Generating critical buzz over the past year, Australian horror-comedy romp 100 Bloody Acres has been germinating as a cult favourite across the globe. Set in a small country town, the film tells the story of the Morgan brothers – two Aussie battlers utilising dubious ingredients for their organic fertiliser business. The narrative stems from the minds of co-writers and directors, and brothers themselves, Cameron and Colin Cairnes.
“The film is about two brothers who don’t see eye to eye and basically want to kill each other. Like all siblings, we probably didn’t see eye to eye in our younger days. We both realised at a certain age that we wanted to make movies, and it turned out we wanted to make the same kind of movies. It’s actually been a very harmonious process. We’ll disagree on things, but that means we’ll work out the problem and come up with a better way of doing things. But I think most of the time we were in agreeance,” says Colin.
“Or agreement,” Cameron corrects, leading to a fraternal digression regarding the correct term.
The creative process is one enlivened by the sibling dynamic. “There isn’t a set system. For us, the writing [process] is more about talking, about us being in a room sharing ideas in the headspace of the characters – being happy with the way the story is heading and the way the characters are sounding. Then we’ll just divvy up the workload, break up storylines into sequences, concentrate on that, then when it’s all done we put it all together and see if it gels. Most of the time it seems to,” says Colin.
Mixing horror and comedy isn’t exactly a new concept. Humour, relatable characters and shock elements have come together to represent a nascent subgenre in itself. “It can easily tip over the top into that broad comedy when you are making horror comedy. It inherently lends itself to that type of humour with all the visual gags. It’s a delicate balance, getting those two elements right. In the writing, we were careful not to push it too much on the page,” says Colin. “The cast and crew got that, so it was never forced. We love the Scream films for example, because the scares work, but so does the humour. You care about the characters, they’re not just stereotypes – they’re playing on stereotypes, but they’re giving them heart and making them sympathetic. That’s what we tried to do with our characters, and I think we succeeded in that regard. It was partly the writing, partly the casting and party the execution. On set it wasn’t a case of ‘how do we makes things funnier?’ It was more ‘how do we stay true to these characters and the world we’re trying to create here?’”
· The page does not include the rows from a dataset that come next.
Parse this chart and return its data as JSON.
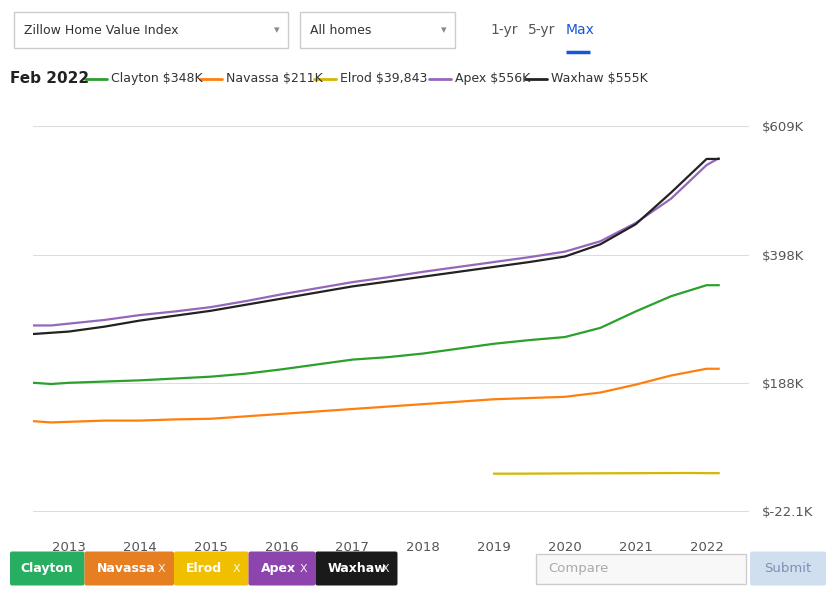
{
  "title_bar": {
    "zillow_label": "Zillow Home Value Index",
    "homes_label": "All homes",
    "tabs": [
      "1-yr",
      "5-yr",
      "Max"
    ],
    "active_tab": "Max"
  },
  "legend_date": "Feb 2022",
  "legend_entries": [
    {
      "label": "Clayton $348K",
      "color": "#2ca02c"
    },
    {
      "label": "Navassa $211K",
      "color": "#ff7f0e"
    },
    {
      "label": "Elrod $39,843",
      "color": "#d4b700"
    },
    {
      "label": "Apex $556K",
      "color": "#9467bd"
    },
    {
      "label": "Waxhaw $555K",
      "color": "#222222"
    }
  ],
  "yticks": [
    609000,
    398000,
    188000,
    -22100
  ],
  "ytick_labels": [
    "$609K",
    "$398K",
    "$188K",
    "$-22.1K"
  ],
  "ylim": [
    -55000,
    650000
  ],
  "xlim": [
    2012.5,
    2022.6
  ],
  "xtick_positions": [
    2013,
    2014,
    2015,
    2016,
    2017,
    2018,
    2019,
    2020,
    2021,
    2022
  ],
  "xtick_labels": [
    "2013",
    "2014",
    "2015",
    "2016",
    "2017",
    "2018",
    "2019",
    "2020",
    "2021",
    "2022"
  ],
  "series": {
    "Clayton": {
      "color": "#2ca02c",
      "x": [
        2012.17,
        2012.5,
        2012.75,
        2013.0,
        2013.5,
        2014.0,
        2014.5,
        2015.0,
        2015.5,
        2016.0,
        2016.5,
        2017.0,
        2017.5,
        2018.0,
        2018.5,
        2019.0,
        2019.5,
        2020.0,
        2020.5,
        2021.0,
        2021.5,
        2022.0,
        2022.17
      ],
      "y": [
        190000,
        188000,
        186000,
        188000,
        190000,
        192000,
        195000,
        198000,
        203000,
        210000,
        218000,
        226000,
        230000,
        236000,
        244000,
        252000,
        258000,
        263000,
        278000,
        305000,
        330000,
        348000,
        348000
      ]
    },
    "Navassa": {
      "color": "#ff7f0e",
      "x": [
        2012.17,
        2012.5,
        2012.75,
        2013.0,
        2013.5,
        2014.0,
        2014.5,
        2015.0,
        2015.5,
        2016.0,
        2016.5,
        2017.0,
        2017.5,
        2018.0,
        2018.5,
        2019.0,
        2019.5,
        2020.0,
        2020.5,
        2021.0,
        2021.5,
        2022.0,
        2022.17
      ],
      "y": [
        128000,
        125000,
        123000,
        124000,
        126000,
        126000,
        128000,
        129000,
        133000,
        137000,
        141000,
        145000,
        149000,
        153000,
        157000,
        161000,
        163000,
        165000,
        172000,
        185000,
        200000,
        211000,
        211000
      ]
    },
    "Elrod": {
      "color": "#d4b700",
      "x": [
        2019.0,
        2019.25,
        2019.5,
        2019.75,
        2020.0,
        2020.25,
        2020.5,
        2020.75,
        2021.0,
        2021.25,
        2021.5,
        2021.75,
        2022.0,
        2022.17
      ],
      "y": [
        39000,
        39000,
        39100,
        39200,
        39400,
        39500,
        39600,
        39700,
        39800,
        39900,
        40000,
        40100,
        39843,
        39843
      ]
    },
    "Apex": {
      "color": "#9467bd",
      "x": [
        2012.17,
        2012.5,
        2012.75,
        2013.0,
        2013.5,
        2014.0,
        2014.5,
        2015.0,
        2015.5,
        2016.0,
        2016.5,
        2017.0,
        2017.5,
        2018.0,
        2018.5,
        2019.0,
        2019.5,
        2020.0,
        2020.5,
        2021.0,
        2021.5,
        2022.0,
        2022.17
      ],
      "y": [
        285000,
        282000,
        282000,
        285000,
        291000,
        299000,
        305000,
        312000,
        322000,
        333000,
        343000,
        353000,
        361000,
        370000,
        378000,
        386000,
        394000,
        403000,
        420000,
        450000,
        490000,
        545000,
        556000
      ]
    },
    "Waxhaw": {
      "color": "#222222",
      "x": [
        2012.17,
        2012.5,
        2012.75,
        2013.0,
        2013.5,
        2014.0,
        2014.5,
        2015.0,
        2015.5,
        2016.0,
        2016.5,
        2017.0,
        2017.5,
        2018.0,
        2018.5,
        2019.0,
        2019.5,
        2020.0,
        2020.5,
        2021.0,
        2021.5,
        2022.0,
        2022.17
      ],
      "y": [
        268000,
        268000,
        270000,
        272000,
        280000,
        290000,
        298000,
        306000,
        316000,
        326000,
        336000,
        346000,
        354000,
        362000,
        370000,
        378000,
        386000,
        395000,
        415000,
        448000,
        500000,
        555000,
        555000
      ]
    }
  },
  "background_color": "#ffffff",
  "grid_color": "#dddddd",
  "top_bar_color": "#f0f0f0",
  "bottom_bar_color": "#eeeeee",
  "tag_info": [
    {
      "name": "Clayton",
      "color": "#27ae60",
      "has_x": false
    },
    {
      "name": "Navassa",
      "color": "#e67e22",
      "has_x": true
    },
    {
      "name": "Elrod",
      "color": "#f0c000",
      "has_x": true
    },
    {
      "name": "Apex",
      "color": "#8e44ad",
      "has_x": true
    },
    {
      "name": "Waxhaw",
      "color": "#1a1a1a",
      "has_x": true
    }
  ]
}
The cast, led by Damon Herriman and Angus Sampson (replete with hearty chinstrap beard), prove more than adept at capturing that relatable charm amongst absurdity. “We were still casting a couple of months out from production. The first casting decision we made was actually the voice you hear on the on the radio, Bernard St John, who you hear broadcasting throughout the film. Then John Jarratt came in early on, which we thought was a really good start. Then when Damon Herriman’s audition tape popped up it was a no-brainer, he was our Reg. He’s just brilliant. We had worked with Angus Sampson before on a few things – a great guy with comic chops. Initially it was a bit of a stretch, because we pictured the character of Lindsay as being quite older, but Angus came in and did a read and just blew us away. It was a really fun process, all very last minute. But that’s the way it often is,” says Colin.
BY LACHLAN KANONIUK
100 Bloody Acres releases on DVD and Digital HD on Wednesday December 11.